J.D. Power Lowers 2009 U.S. Auto Sales Forecast to 10 Million but Increases Global Sales Estimate

According to a revised report from J.D. Power and Associates, automakers will sell just 10 million cars and trucks in the U.S. this year, making 2009 the worst year in more than three decades. In a previous study, J.D. Power had predicted that total new light-vehicle sales in the USA in 2009 would reach 10.4 million units. The renowned forecaster said that the revision was driven primarily by a projected reduction in retail sales of 230,000 units to total 8.3 million units in 2009, as well as by expected reductions in fleet sales.

"While there are some signs of stability in the automotive market, current sales rates indicate that achieving recovery will not be a quick proposition," said Gary Dilts, senior vice president of J.D. Power's automotive operations.

The forecaster said that while the rate of decline in new-vehicle retail sales in the U.S. slowed down in May compared to the previous 12 months, consumer uncertainty has led to a flattening of sales with the company now projecting a delay in market recovery of two to three months beyond the spring selling season.

"We remain optimistic that the fundamentals will continue to improve and that we will see an uptick during the summer sales season, which will help the industry stabilize further and help build consumer confidence," said Dilts.

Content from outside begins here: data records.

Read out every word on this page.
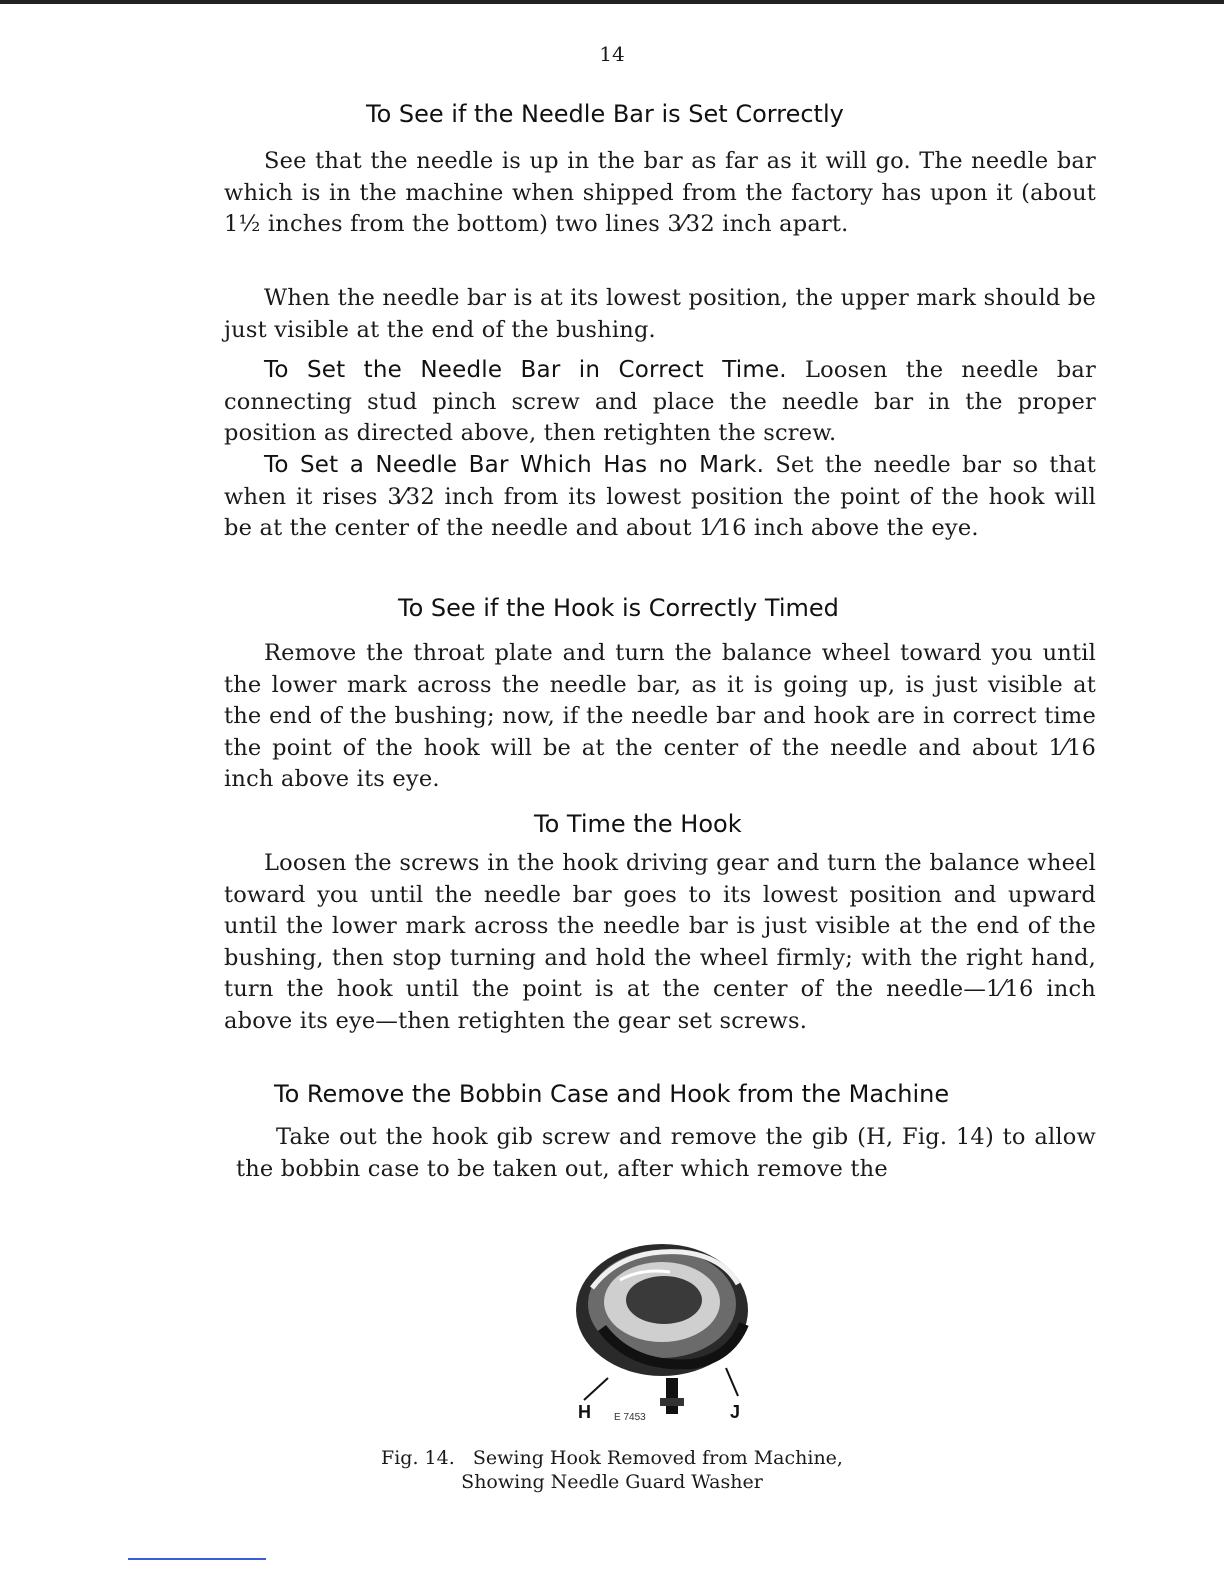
14
To See if the Needle Bar is Set Correctly
See that the needle is up in the bar as far as it will go. The needle bar which is in the machine when shipped from the factory has upon it (about 1½ inches from the bottom) two lines 3⁄32 inch apart.
When the needle bar is at its lowest position, the upper mark should be just visible at the end of the bushing.
To Set the Needle Bar in Correct Time. Loosen the needle bar connecting stud pinch screw and place the needle bar in the proper position as directed above, then retighten the screw.
To Set a Needle Bar Which Has no Mark. Set the needle bar so that when it rises 3⁄32 inch from its lowest position the point of the hook will be at the center of the needle and about 1⁄16 inch above the eye.
To See if the Hook is Correctly Timed
Remove the throat plate and turn the balance wheel toward you until the lower mark across the needle bar, as it is going up, is just visible at the end of the bushing; now, if the needle bar and hook are in correct time the point of the hook will be at the center of the needle and about 1⁄16 inch above its eye.
To Time the Hook
Loosen the screws in the hook driving gear and turn the balance wheel toward you until the needle bar goes to its lowest position and upward until the lower mark across the needle bar is just visible at the end of the bushing, then stop turning and hold the wheel firmly; with the right hand, turn the hook until the point is at the center of the needle—1⁄16 inch above its eye—then retighten the gear set screws.
To Remove the Bobbin Case and Hook from the Machine
Take out the hook gib screw and remove the gib (H, Fig. 14) to allow the bobbin case to be taken out, after which remove the
H	J
E 7453
Fig. 14.   Sewing Hook Removed from Machine,
Showing Needle Guard Washer
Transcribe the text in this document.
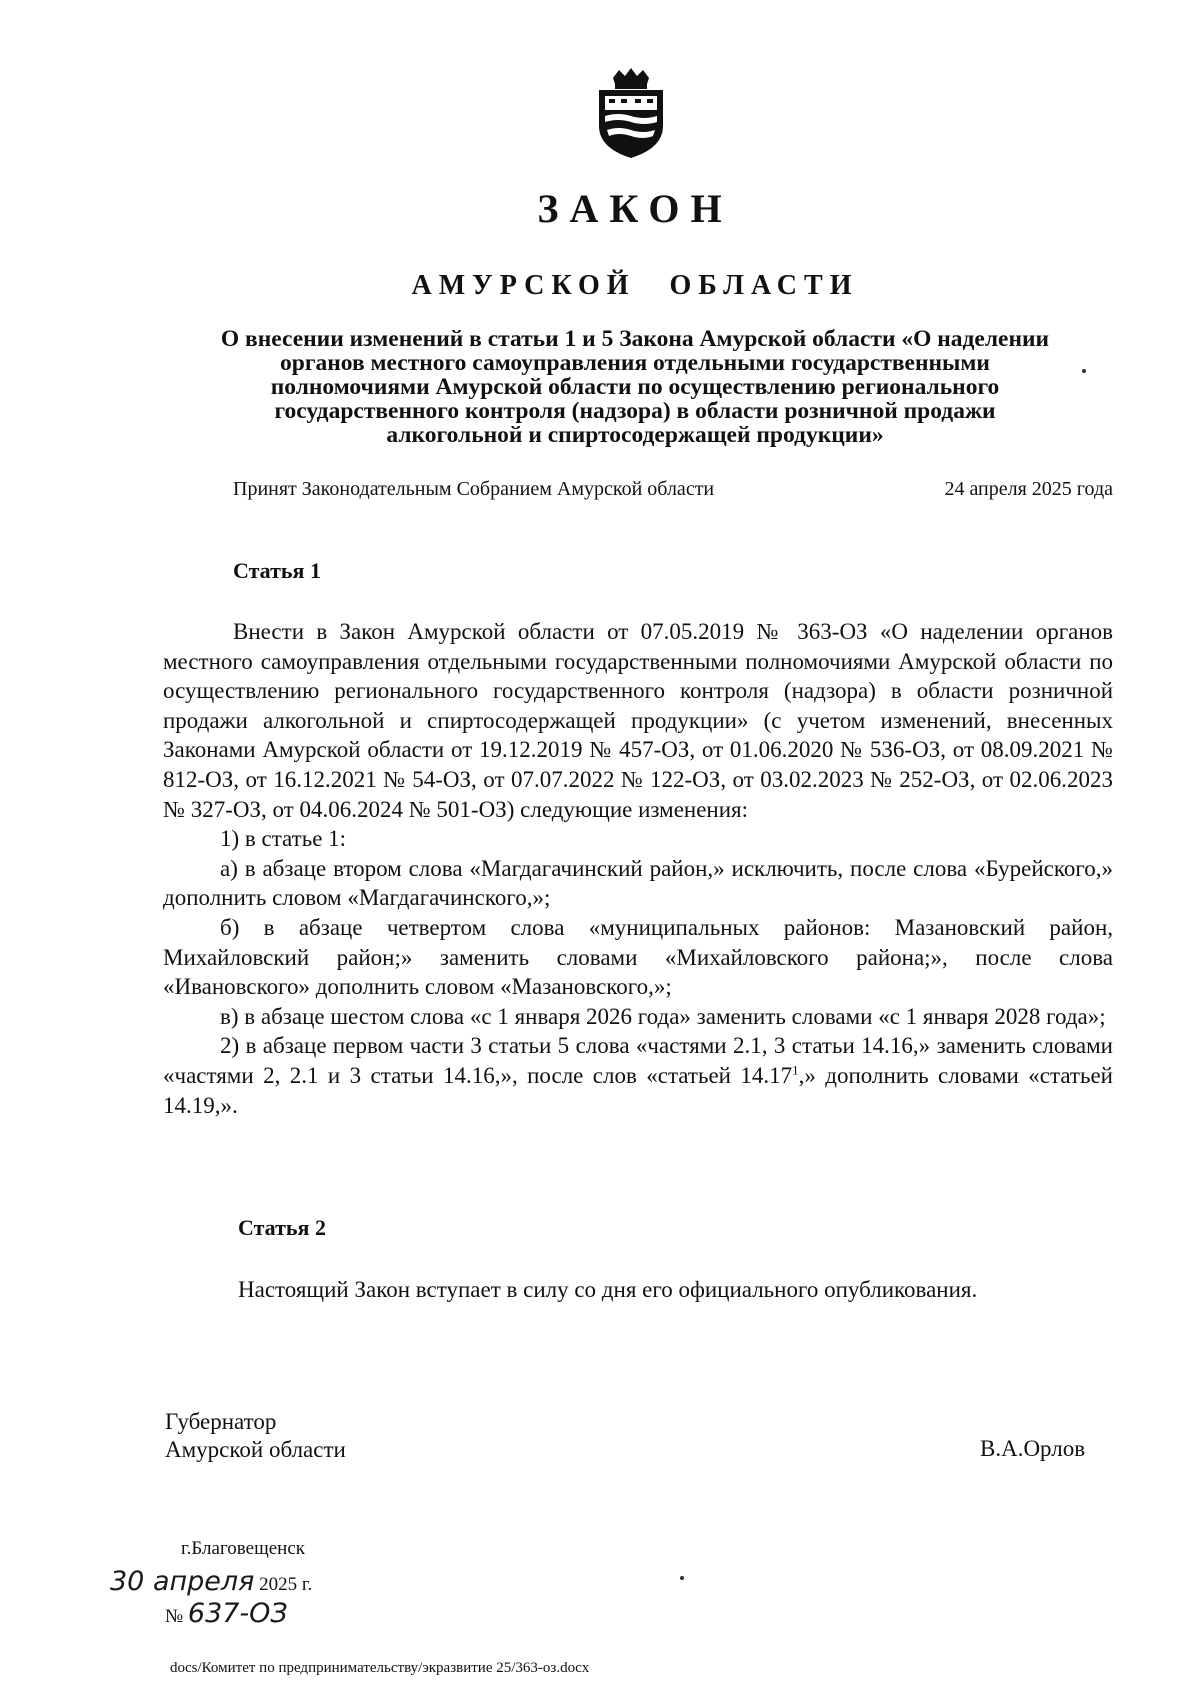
ЗАКОН
АМУРСКОЙ ОБЛАСТИ
О внесении изменений в статьи 1 и 5 Закона Амурской области «О наделении
органов местного самоуправления отдельными государственными
полномочиями Амурской области по осуществлению регионального
государственного контроля (надзора) в области розничной продажи
алкогольной и спиртосодержащей продукции»
Принят Законодательным Собранием Амурской области	24 апреля 2025 года
Статья 1

Внести в Закон Амурской области от 07.05.2019 № 363-ОЗ «О наделении органов местного самоуправления отдельными государственными полномочиями Амурской области по осуществлению регионального государственного контроля (надзора) в области розничной продажи алкогольной и спиртосодержащей продукции» (с учетом изменений, внесенных Законами Амурской области от 19.12.2019 № 457-ОЗ, от 01.06.2020 № 536-ОЗ, от 08.09.2021 № 812-ОЗ, от 16.12.2021 № 54-ОЗ, от 07.07.2022 № 122-ОЗ, от 03.02.2023 № 252-ОЗ, от 02.06.2023 № 327-ОЗ, от 04.06.2024 № 501-ОЗ) следующие изменения:

1) в статье 1:

а) в абзаце втором слова «Магдагачинский район,» исключить, после слова «Бурейского,» дополнить словом «Магдагачинского,»;

б) в абзаце четвертом слова «муниципальных районов: Мазановский район, Михайловский район;» заменить словами «Михайловского района;», после слова «Ивановского» дополнить словом «Мазановского,»;

в) в абзаце шестом слова «с 1 января 2026 года» заменить словами «с 1 января 2028 года»;

2) в абзаце первом части 3 статьи 5 слова «частями 2.1, 3 статьи 14.16,» заменить словами «частями 2, 2.1 и 3 статьи 14.16,», после слов «статьей 14.17$^1$,» дополнить словами «статьей 14.19,».

Статья 2
Настоящий Закон вступает в силу со дня его официального опубликования.
Губернатор
Амурской области	В.А.Орлов
г.Благовещенск
30 апреля 2025 г.
№ 637-ОЗ
docs/Комитет по предпринимательству/экразвитие 25/363-оз.docx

But while it may take a while for the United States to recover, J.D. Power has revised upwards its volume forecasts for global auto sales. "As major international automotive markets continue their recovery, we have increased our outlook for 2009 global light-vehicle sales to 58.6 million units, from 57.5 million units forecasted in March," said Jeff Schuster, executive director of global forecasting at J.D. Power.